Although user experience (UX) may be defined by some as a “soft art” because it has to do with humans, art, design, feelings, and nuances, there is a lot that can be improved by quantitative methods of research and analysis.

UX, as the concept of improving the interaction between the user and a product or service, tries to understand how the user thinks, behaves or feels in order to provide a better experience and generate engagement. Many methods have been used to contribute to UX designers’ insights, such as online surveys or polls, screen recording softwares and online metrics (like the number of clicks).

However, when it comes to producing valuable knowledge in the field of UX, an important question lies even before user engagement as we see it on our screen: how is the user feeling? Is the interaction between user and software positive? Is it effective to measure that? Have you ever thought about how biased some measurements might be? Consider that the user has interacted with your software for about one hour, and in the last 15 minutes your software presented a series of bugs, errors and the user got quite annoyed. If the invitation for a satisfaction survey pops up by the end of this interaction, how do you think the user would react? Would that answer be fair, considering the amount of time in which he had a positive experience?

Using that kind of scalable method indeed help you to achieve a great number of people all over the globe. However, those methods do not tell us exactly where your product fails to deliver joy and how it could be improved.

And that is exactly why UX methods of analysis are tricky, as user engagement is mostly defined by how people feel and behave, it is hard to quantify emotions and behaviors in order to provide measurable, exact results in the field. The most common instruments are prone to lead you to inaccurate conclusions. That is how in loco research methods can help you.

Once psychology is the field that studies emotions and behaviors, nothing seems fairer than borrowing some of its methods of analysis in order to create accurate valuable UX research. That’s why I suggest two psychological instruments that will help you quantify user engagement in a more detailed and quantitative way. Those instruments are commonly used in empirical psychological research (in loco), as they provide exact data about people’s emotions.

 1) Galvanic Skin Response (GSR)

Galvanic Skin Response is basically a sensor that measures the variation of the skin conductance in micro-Siemens (uS) or micro-Mho (uM).

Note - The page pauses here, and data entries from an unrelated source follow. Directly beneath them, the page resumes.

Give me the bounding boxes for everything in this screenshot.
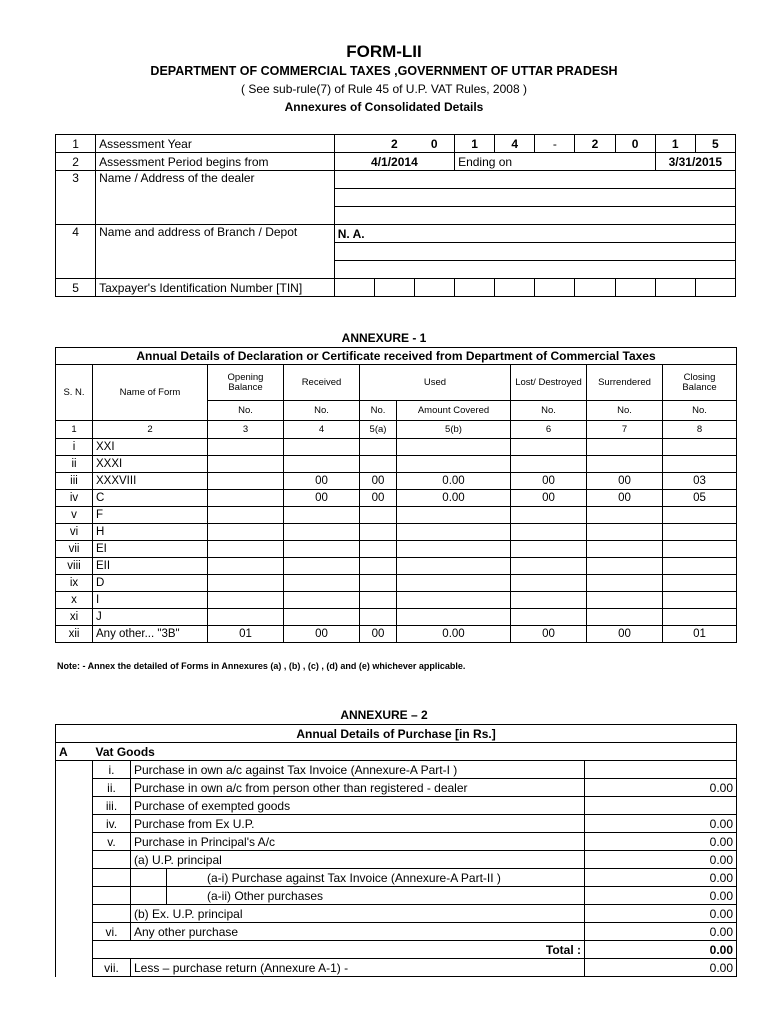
form-name-cell: F [93, 507, 208, 524]
dealer-address-line [334, 189, 735, 207]
row-number: 3 [56, 171, 96, 225]
amount-cell [397, 524, 511, 541]
surrendered-cell: 00 [587, 473, 663, 490]
form-row [56, 609, 737, 626]
opening-cell [208, 575, 284, 592]
lost-cell [511, 456, 587, 473]
annexure-2-heading: ANNEXURE – 2 [340, 708, 428, 722]
blank-cell [56, 941, 93, 959]
blank-cell [56, 833, 93, 851]
used-no-cell: 00 [360, 626, 397, 643]
tin-box [334, 279, 374, 297]
closing-cell [663, 507, 737, 524]
purchase-row [56, 833, 737, 851]
closing-cell: 05 [663, 490, 737, 507]
surrendered-cell [587, 507, 663, 524]
closing-cell [663, 592, 737, 609]
purchase-row [56, 851, 737, 869]
amount-cell [397, 592, 511, 609]
form-row [56, 490, 737, 507]
purchase-row [56, 815, 737, 833]
tin-box [575, 279, 615, 297]
item-value: 0.00 [585, 887, 737, 905]
form-row [56, 592, 737, 609]
purchase-row [56, 959, 737, 977]
opening-cell [208, 558, 284, 575]
annexure-1-table [55, 347, 737, 643]
year-digit: 0 [615, 135, 655, 153]
form-name-cell: EII [93, 558, 208, 575]
form-row [56, 558, 737, 575]
item-value [585, 797, 737, 815]
blank-cell [56, 851, 93, 869]
closing-cell [663, 456, 737, 473]
annexure-2-title: Annual Details of Purchase [in Rs.] [56, 725, 737, 743]
indent-cell [131, 887, 167, 905]
tin-box [695, 279, 735, 297]
received-cell [284, 541, 360, 558]
used-no-cell [360, 524, 397, 541]
form-name-cell: Any other... "3B" [93, 626, 208, 643]
total-label: Total : [93, 941, 585, 959]
tin-box [495, 279, 535, 297]
item-label: (b) Ex. U.P. principal [131, 905, 585, 923]
form-row [56, 456, 737, 473]
annexure-1-title: Annual Details of Declaration or Certificate received from Department of Commercial Taxes [56, 348, 737, 365]
form-row [56, 507, 737, 524]
form-name-cell: H [93, 524, 208, 541]
sn-cell: ix [56, 575, 93, 592]
subheader-no: No. [284, 401, 360, 421]
purchase-row [56, 797, 737, 815]
blank-cell [56, 869, 93, 887]
received-cell [284, 592, 360, 609]
subheader-no: No. [663, 401, 737, 421]
row-number: 4 [56, 225, 96, 279]
section-label: Vat Goods [93, 743, 737, 761]
surrendered-cell: 00 [587, 626, 663, 643]
lost-cell: 00 [511, 490, 587, 507]
tin-row [56, 279, 736, 297]
blank-cell [56, 761, 93, 779]
col-header-used: Used [360, 365, 511, 401]
amount-cell [397, 558, 511, 575]
dealer-info-table [55, 134, 736, 297]
item-number [93, 869, 131, 887]
indent-cell [131, 869, 167, 887]
year-digit: 2 [374, 135, 414, 153]
surrendered-cell [587, 439, 663, 456]
item-value: 0.00 [585, 851, 737, 869]
annexure-1-heading: ANNEXURE - 1 [341, 331, 427, 345]
used-no-cell [360, 456, 397, 473]
item-number: iv. [93, 815, 131, 833]
closing-cell [663, 439, 737, 456]
subheader-no: No. [208, 401, 284, 421]
opening-cell [208, 541, 284, 558]
item-number: iii. [93, 797, 131, 815]
year-digit: 2 [575, 135, 615, 153]
sn-cell: xii [56, 626, 93, 643]
amount-cell [397, 456, 511, 473]
blank-cell [56, 959, 93, 977]
used-no-cell [360, 609, 397, 626]
surrendered-cell [587, 592, 663, 609]
item-value: 0.00 [585, 941, 737, 959]
received-cell [284, 456, 360, 473]
purchase-row [56, 779, 737, 797]
col-header-surrendered: Surrendered [587, 365, 663, 401]
rule-reference: ( See sub-rule(7) of Rule 45 of U.P. VAT Rules, 2008 ) [241, 82, 527, 96]
row-label: Name and address of Branch / Depot [96, 225, 335, 279]
purchase-row [56, 905, 737, 923]
surrendered-cell: 00 [587, 490, 663, 507]
item-value: 0.00 [585, 869, 737, 887]
column-number: 3 [208, 421, 284, 439]
item-value: 0.00 [585, 815, 737, 833]
used-no-cell: 00 [360, 490, 397, 507]
sn-cell: i [56, 439, 93, 456]
closing-cell [663, 558, 737, 575]
tin-box [655, 279, 695, 297]
item-number: ii. [93, 779, 131, 797]
row-label: Name / Address of the dealer [96, 171, 335, 225]
tin-box [374, 279, 414, 297]
item-value [585, 761, 737, 779]
assessment-year-row [56, 135, 736, 153]
column-number: 7 [587, 421, 663, 439]
received-cell [284, 558, 360, 575]
item-label: Purchase from Ex U.P. [131, 815, 585, 833]
sn-cell: ii [56, 456, 93, 473]
lost-cell [511, 439, 587, 456]
row-label: Assessment Period begins from [96, 153, 335, 171]
sn-cell: vi [56, 524, 93, 541]
form-row [56, 626, 737, 643]
form-subtitle: Annexures of Consolidated Details [284, 100, 484, 114]
year-digit: 1 [455, 135, 495, 153]
column-number: 5(b) [397, 421, 511, 439]
form-name-cell: XXXVIII [93, 473, 208, 490]
dealer-name-row [56, 171, 736, 189]
ending-label: Ending on [455, 153, 656, 171]
received-cell [284, 507, 360, 524]
used-no-cell [360, 541, 397, 558]
row-number: 1 [56, 135, 96, 153]
surrendered-cell [587, 575, 663, 592]
form-row [56, 541, 737, 558]
opening-cell [208, 490, 284, 507]
row-number: 5 [56, 279, 96, 297]
lost-cell [511, 609, 587, 626]
assessment-period-row [56, 153, 736, 171]
annexure-1-note: Note: - Annex the detailed of Forms in Annexures (a) , (b) , (c) , (d) and (e) whichever applicable. [57, 661, 466, 671]
subheader-no: No. [360, 401, 397, 421]
lost-cell [511, 558, 587, 575]
branch-address-line [334, 243, 735, 261]
year-digit: 4 [495, 135, 535, 153]
tin-box [615, 279, 655, 297]
item-value: 0.00 [585, 833, 737, 851]
form-name-cell: C [93, 490, 208, 507]
annexure-2-table [55, 724, 737, 977]
lost-cell [511, 507, 587, 524]
branch-row [56, 225, 736, 243]
blank-cell [56, 815, 93, 833]
year-digit: 1 [655, 135, 695, 153]
received-cell [284, 609, 360, 626]
row-label: Taxpayer's Identification Number [TIN] [96, 279, 335, 297]
subheader-no: No. [587, 401, 663, 421]
used-no-cell: 00 [360, 473, 397, 490]
purchase-row [56, 869, 737, 887]
closing-cell: 03 [663, 473, 737, 490]
year-digit: 5 [695, 135, 735, 153]
tin-box [414, 279, 454, 297]
column-number: 8 [663, 421, 737, 439]
column-number: 5(a) [360, 421, 397, 439]
amount-cell: 0.00 [397, 490, 511, 507]
received-cell [284, 439, 360, 456]
item-number: i. [93, 761, 131, 779]
opening-cell [208, 439, 284, 456]
blank-cell [56, 797, 93, 815]
item-number [93, 887, 131, 905]
row-number: 2 [56, 153, 96, 171]
item-label: (a-i) Purchase against Tax Invoice (Annexure-A Part-II ) [167, 869, 585, 887]
lost-cell [511, 592, 587, 609]
form-row [56, 473, 737, 490]
column-number: 4 [284, 421, 360, 439]
col-header-opening: Opening Balance [208, 365, 284, 401]
received-cell: 00 [284, 473, 360, 490]
item-number: vi. [93, 923, 131, 941]
section-letter: A [56, 743, 93, 761]
branch-address-line [334, 261, 735, 279]
lost-cell [511, 541, 587, 558]
lost-cell: 00 [511, 626, 587, 643]
form-row [56, 575, 737, 592]
column-number: 1 [56, 421, 93, 439]
surrendered-cell [587, 456, 663, 473]
item-number [93, 905, 131, 923]
item-label: Purchase of exempted goods [131, 797, 585, 815]
blank-cell [56, 923, 93, 941]
dealer-address-line [334, 207, 735, 225]
subheader-no: No. [511, 401, 587, 421]
item-number [93, 851, 131, 869]
form-title: FORM-LII [346, 42, 422, 61]
item-value: 0.00 [585, 923, 737, 941]
opening-cell [208, 524, 284, 541]
lost-cell [511, 524, 587, 541]
sn-cell: vii [56, 541, 93, 558]
closing-cell [663, 609, 737, 626]
amount-cell: 0.00 [397, 473, 511, 490]
lost-cell [511, 575, 587, 592]
col-header-name: Name of Form [93, 365, 208, 421]
item-label: Purchase in own a/c against Tax Invoice (Annexure-A Part-I ) [131, 761, 585, 779]
sn-cell: xi [56, 609, 93, 626]
received-cell [284, 524, 360, 541]
period-begin-value: 4/1/2014 [334, 153, 454, 171]
used-no-cell [360, 507, 397, 524]
form-row [56, 439, 737, 456]
item-label: Purchase in Principal's A/c [131, 833, 585, 851]
sn-cell: iv [56, 490, 93, 507]
surrendered-cell [587, 558, 663, 575]
col-header-lost: Lost/ Destroyed [511, 365, 587, 401]
form-name-cell: EI [93, 541, 208, 558]
closing-cell [663, 575, 737, 592]
form-name-cell: XXXI [93, 456, 208, 473]
surrendered-cell [587, 524, 663, 541]
period-end-value: 3/31/2015 [655, 153, 735, 171]
amount-cell [397, 507, 511, 524]
branch-value: N. A. [334, 225, 735, 243]
year-digit: 0 [414, 135, 454, 153]
closing-cell [663, 524, 737, 541]
opening-cell [208, 609, 284, 626]
used-no-cell [360, 558, 397, 575]
opening-cell [208, 592, 284, 609]
sn-cell: viii [56, 558, 93, 575]
tin-box [455, 279, 495, 297]
row-label: Assessment Year [96, 135, 335, 153]
item-value: 0.00 [585, 959, 737, 977]
purchase-row [56, 923, 737, 941]
form-name-cell: D [93, 575, 208, 592]
item-number: vii. [93, 959, 131, 977]
opening-cell [208, 456, 284, 473]
col-header-sn: S. N. [56, 365, 93, 421]
blank-cell [334, 135, 374, 153]
surrendered-cell [587, 609, 663, 626]
item-label: (a-ii) Other purchases [167, 887, 585, 905]
column-number: 2 [93, 421, 208, 439]
form-name-cell: I [93, 592, 208, 609]
used-no-cell [360, 575, 397, 592]
year-separator: - [535, 135, 575, 153]
blank-cell [56, 887, 93, 905]
opening-cell [208, 473, 284, 490]
sn-cell: v [56, 507, 93, 524]
sn-cell: x [56, 592, 93, 609]
opening-cell: 01 [208, 626, 284, 643]
lost-cell: 00 [511, 473, 587, 490]
closing-cell [663, 541, 737, 558]
item-label: Purchase in own a/c from person other than registered - dealer [131, 779, 585, 797]
blank-cell [56, 779, 93, 797]
form-row [56, 524, 737, 541]
item-label: Any other purchase [131, 923, 585, 941]
surrendered-cell [587, 541, 663, 558]
amount-cell [397, 541, 511, 558]
item-number: v. [93, 833, 131, 851]
subheader-amount: Amount Covered [397, 401, 511, 421]
col-header-closing: Closing Balance [663, 365, 737, 401]
item-value: 0.00 [585, 905, 737, 923]
amount-cell [397, 609, 511, 626]
department-title: DEPARTMENT OF COMMERCIAL TAXES ,GOVERNMENT OF UTTAR PRADESH [150, 64, 618, 78]
closing-cell: 01 [663, 626, 737, 643]
form-name-cell: J [93, 609, 208, 626]
column-number: 6 [511, 421, 587, 439]
form-name-cell: XXI [93, 439, 208, 456]
item-value: 0.00 [585, 779, 737, 797]
amount-cell [397, 575, 511, 592]
dealer-name-line [334, 171, 735, 189]
received-cell [284, 575, 360, 592]
purchase-row [56, 887, 737, 905]
sn-cell: iii [56, 473, 93, 490]
tin-box [535, 279, 575, 297]
used-no-cell [360, 592, 397, 609]
item-label: Less – purchase return (Annexure A-1) - [131, 959, 585, 977]
amount-cell: 0.00 [397, 626, 511, 643]
blank-cell [56, 905, 93, 923]
used-no-cell [360, 439, 397, 456]
item-label: (a) U.P. principal [131, 851, 585, 869]
col-header-received: Received [284, 365, 360, 401]
purchase-row [56, 941, 737, 959]
received-cell: 00 [284, 626, 360, 643]
amount-cell [397, 439, 511, 456]
received-cell: 00 [284, 490, 360, 507]
purchase-row [56, 761, 737, 779]
opening-cell [208, 507, 284, 524]
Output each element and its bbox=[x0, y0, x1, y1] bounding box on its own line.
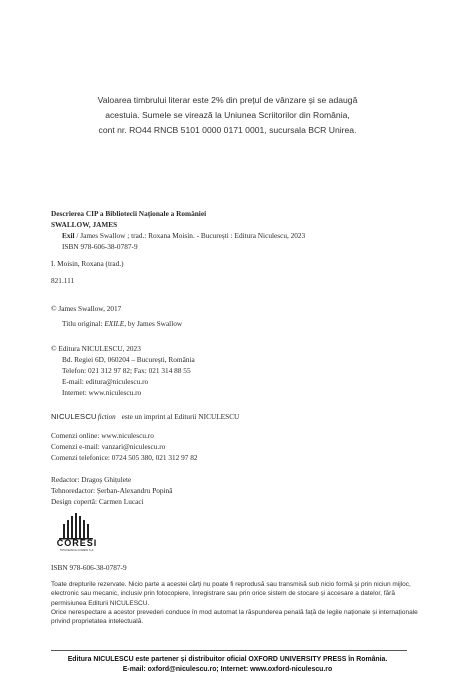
stamp-notice bbox=[0, 93, 455, 138]
footer bbox=[0, 655, 455, 675]
cip-title: Exil bbox=[62, 231, 75, 240]
credit-editor: Redactor: Dragoș Ghițulete bbox=[51, 475, 132, 484]
imprint-logo-suffix: fiction bbox=[97, 413, 116, 421]
publisher-email: E-mail: editura@niculescu.ro bbox=[62, 377, 149, 386]
cip-entry-text: / James Swallow ; trad.: Roxana Moisin. - București : Editura Niculescu, 2023 bbox=[74, 231, 306, 240]
orders-phone: Comenzi telefonice: 0724 505 380, 021 312 97 82 bbox=[51, 453, 198, 462]
printer-subtitle: TIPOGRAFIA CORESI S.A. bbox=[59, 548, 95, 552]
original-title-prefix: Titlu original: bbox=[62, 319, 105, 328]
cip-author: SWALLOW, JAMES bbox=[51, 220, 118, 229]
legal-rights: Toate drepturile rezervate. Nicio parte a acestei cărți nu poate fi reprodusă sau transmisă sub nicio formă și prin niciun mijloc, electronic sau mecanic, inclusiv prin fotocopiere, înregistrare sau prin orice sistem de stocare și accesare a datelor, fără permisiunea Editurii NICULESCU. bbox=[51, 581, 411, 607]
original-title-line bbox=[62, 318, 182, 329]
stamp-notice-line: cont nr. RO44 RNCB 5101 0000 0171 0001, sucursala BCR Unirea. bbox=[98, 125, 357, 135]
imprint-logo: NICULESCU bbox=[51, 412, 97, 421]
isbn-repeat: ISBN 978-606-38-0787-9 bbox=[51, 563, 127, 572]
cip-entry bbox=[62, 230, 305, 241]
footer-partner: Editura NICULESCU este partener și distribuitor oficial OXFORD UNIVERSITY PRESS în România. bbox=[67, 656, 388, 663]
imprint-text: este un imprint al Editurii NICULESCU bbox=[121, 412, 240, 421]
printer-name: CORESI bbox=[56, 538, 98, 548]
publisher-phone: Telefon: 021 312 97 82; Fax: 021 314 88 55 bbox=[62, 366, 191, 375]
publisher-internet: Internet: www.niculescu.ro bbox=[62, 388, 142, 397]
footer-contact: E-mail: oxford@niculescu.ro; Internet: www.oxford-niculescu.ro bbox=[122, 665, 333, 673]
printer-logo bbox=[51, 512, 103, 554]
credit-techno: Tehnoredactor: Șerban-Alexandru Popină bbox=[51, 486, 173, 495]
cip-heading: Descrierea CIP a Bibliotecii Naționale a României bbox=[51, 209, 207, 218]
printer-logo-bars-icon bbox=[51, 512, 103, 540]
footer-divider bbox=[51, 650, 407, 651]
orders-email: Comenzi e-mail: vanzari@niculescu.ro bbox=[51, 442, 166, 451]
stamp-notice-line: Valoarea timbrului literar este 2% din prețul de vânzare și se adaugă bbox=[97, 95, 358, 105]
cip-translator: I. Moisin, Roxana (trad.) bbox=[51, 259, 124, 268]
copyright-author: © James Swallow, 2017 bbox=[51, 304, 122, 313]
legal-notice bbox=[51, 580, 423, 626]
cip-isbn: ISBN 978-606-38-0787-9 bbox=[62, 242, 138, 251]
stamp-notice-line: acestuia. Sumele se virează la Uniunea Scriitorilor din România, bbox=[105, 110, 350, 120]
cip-classification: 821.111 bbox=[51, 276, 75, 285]
original-title-suffix: , by James Swallow bbox=[124, 319, 183, 328]
publisher-address: Bd. Regiei 6D, 060204 – București, România bbox=[62, 355, 195, 364]
legal-penalty: Orice nerespectare a acestor prevederi conduce în mod automat la răspunderea penală față de legile naționale și internaționale privind proprietatea intelectuală. bbox=[51, 608, 418, 626]
credit-cover: Design copertă: Carmen Lucaci bbox=[51, 497, 144, 506]
imprint-line bbox=[51, 406, 239, 424]
publisher-copyright: © Editura NICULESCU, 2023 bbox=[51, 344, 141, 353]
orders-online: Comenzi online: www.niculescu.ro bbox=[51, 431, 154, 440]
original-title: EXILE bbox=[104, 319, 125, 328]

In other words, it tells us how much the skins conducts electricity.

Although it might seem completely unrelated to the user’s feelings, it provides exactly the data we need. Let me break it down to you: Human’s attentional system as well as emotional system are both linked to our external organs by what we call autonomic nervous system (Thayer & Lane, 2009). So when we focus our attention in an specific stimulus, we change our physiology by shifting towards a sympathetic activation, making our mind more active.

Arousal (the measure of the mind and body activation) is commonly described in literature as a measure engagement (Kahneman, 1973). This is due to the fact that when something catches our attention (either in a negative or positive way) our bodies get active. It means that your organs start preparing themselves to fight-or-flight. In this physiological change, our sweat glands increase their activity, making skin conductance rise as well, thus providing us with variations in the galvanic skin response.

This is an example of information obtained by a GSR monitoring device. So let’s say we are testing the usability of our software and we make our subject complete an specific task on the platform. When we see that we had an increase in the skin response by the second #25, we can question what exactly happened at that moment. That activation could mean that the user had a positive experience (like a nice feedback screen telling him that he was successfull in logging in) or a bad experience (like seeing ERROR #404 on the screen). That is why is crucial to combine GSR monitoring with other quali methods, like screen recording or valence scales.

(If you are curious about how this exactly works, you can check Paul Ekman‘s classic work about emotions, as well as Thayer & Lane magnificent work about the brain-body connection).

2) Valence Scales

Once we have our arousal measurements, we want to make sure that this physiological change is related to either a positive or negative experience. In order to do that, psychologists combine the GSR results with valence scales, that basically classify the arousal between stimuli to be avoided and stimuli to be reinforced.

Resultado de imagem para valence scale

Valence scales can be applied with pen and paper, but that might not be helpful depending on the experimental environment. If your participant is doing another task, the ideal is that you do it orally as you realize that significant variations in skin conductance have occured. One of the most common ways to do that is asking “In a scale from 1 to 10, how positive do you feel right now, being 10 very positive (such as happy or joyful) and 1 very negative (such as angry or scared)?”.

By matching those instruments together we can monitor user experience during the interaction without making uncertain assumptions about people perceptions and reactions. We can even get the intensity of the feelings with the GSR data.

Maybe, in the near future, UX will become a field of study as replicable as any other well done science. Using accurate methods of analysis is certainly one of the main milestones for that. I hope you are now convinced that a high dose of psychological instruments help you improve your product by understanding how your user feels.